Eine Spurensuche auf der documenta
Der Inhalt:

Wo keiner mehr hinschaut

von Thomas Seiterich vom 21.07.2017
»Länder im Schatten«, etwa in Afrika, brauchen eine neue Solidaritätsbewegung

Aufmerksamkeit und Solidarität sind rare, leicht flüchtige und auf dem Markt der Öffentlichkeit hart umkämpfte Güter. Ein Beispiel dafür liefert der Ausfall der deutschen Anti-Apartheid-Bewegung. Sie bestand großteils aus kritischen Christen und wurde von Kirchen unterstützt. Dies lag nahe, denn die weiße reformierte Kirche Südafrikas legitimierte die Rassenherrschaft mit Worten aus der Bibel.
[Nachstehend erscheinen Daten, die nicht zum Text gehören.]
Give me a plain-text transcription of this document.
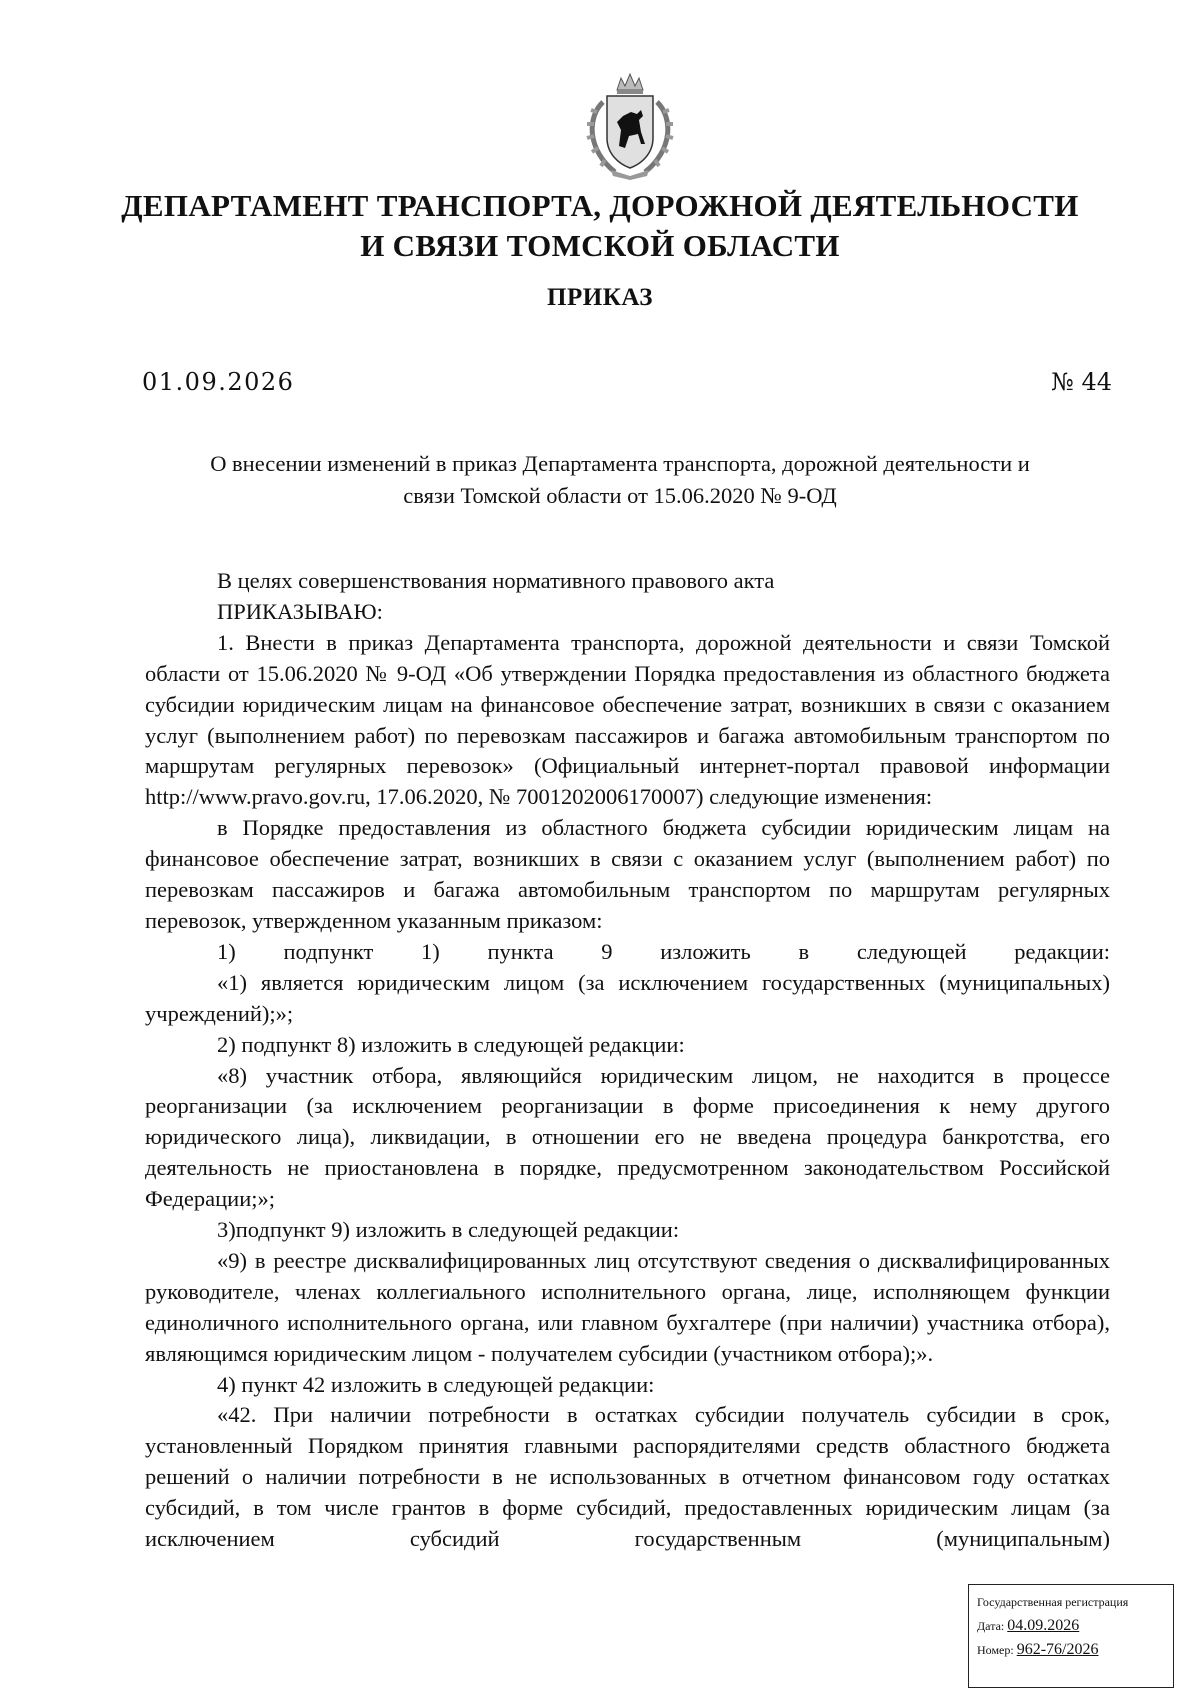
ДЕПАРТАМЕНТ ТРАНСПОРТА, ДОРОЖНОЙ ДЕЯТЕЛЬНОСТИ
И СВЯЗИ ТОМСКОЙ ОБЛАСТИ
ПРИКАЗ
01.09.2026	№ 44
О внесении изменений в приказ Департамента транспорта, дорожной деятельности и
связи Томской области от 15.06.2020 № 9-ОД

В целях совершенствования нормативного правового акта

ПРИКАЗЫВАЮ:

1. Внести в приказ Департамента транспорта, дорожной деятельности и связи Томской области от 15.06.2020 № 9-ОД «Об утверждении Порядка предоставления из областного бюджета субсидии юридическим лицам на финансовое обеспечение затрат, возникших в связи с оказанием услуг (выполнением работ) по перевозкам пассажиров и багажа автомобильным транспортом по маршрутам регулярных перевозок» (Официальный интернет-портал правовой информации http://www.pravo.gov.ru, 17.06.2020, № 7001202006170007) следующие изменения:

в Порядке предоставления из областного бюджета субсидии юридическим лицам на финансовое обеспечение затрат, возникших в связи с оказанием услуг (выполнением работ) по перевозкам пассажиров и багажа автомобильным транспортом по маршрутам регулярных перевозок, утвержденном указанным приказом:

1) подпункт 1) пункта 9 изложить в следующей редакции:

«1) является юридическим лицом (за исключением государственных (муниципальных) учреждений);»;

2) подпункт 8) изложить в следующей редакции:

«8) участник отбора, являющийся юридическим лицом, не находится в процессе реорганизации (за исключением реорганизации в форме присоединения к нему другого юридического лица), ликвидации, в отношении его не введена процедура банкротства, его деятельность не приостановлена в порядке, предусмотренном законодательством Российской Федерации;»;

3)подпункт 9) изложить в следующей редакции:

«9) в реестре дисквалифицированных лиц отсутствуют сведения о дисквалифицированных руководителе, членах коллегиального исполнительного органа, лице, исполняющем функции единоличного исполнительного органа, или главном бухгалтере (при наличии) участника отбора), являющимся юридическим лицом - получателем субсидии (участником отбора);».

4) пункт 42 изложить в следующей редакции:

«42. При наличии потребности в остатках субсидии получатель субсидии в срок, установленный Порядком принятия главными распорядителями средств областного бюджета решений о наличии потребности в не использованных в отчетном финансовом году остатках субсидий, в том числе грантов в форме субсидий, предоставленных юридическим лицам (за исключением субсидий государственным (муниципальным)

Государственная регистрация
Дата: 04.09.2026
Номер: 962-76/2026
Doch jene kreative Bewegung für die Opfer des Rassismus endete 1995. Denn alles schien erreicht nach dem gewaltfreien Sieg des Friedensnobelpreisträgers Nelson Mandela und seines antirassistischen African National Congress ANC und nach dem Erfolg des weltweit ersten Wahrheits- und Versöhnungsprozesses unter ehemaligen Feinden.

Doch seither geht es mit dem südlichen Afrika gefährlich bergab.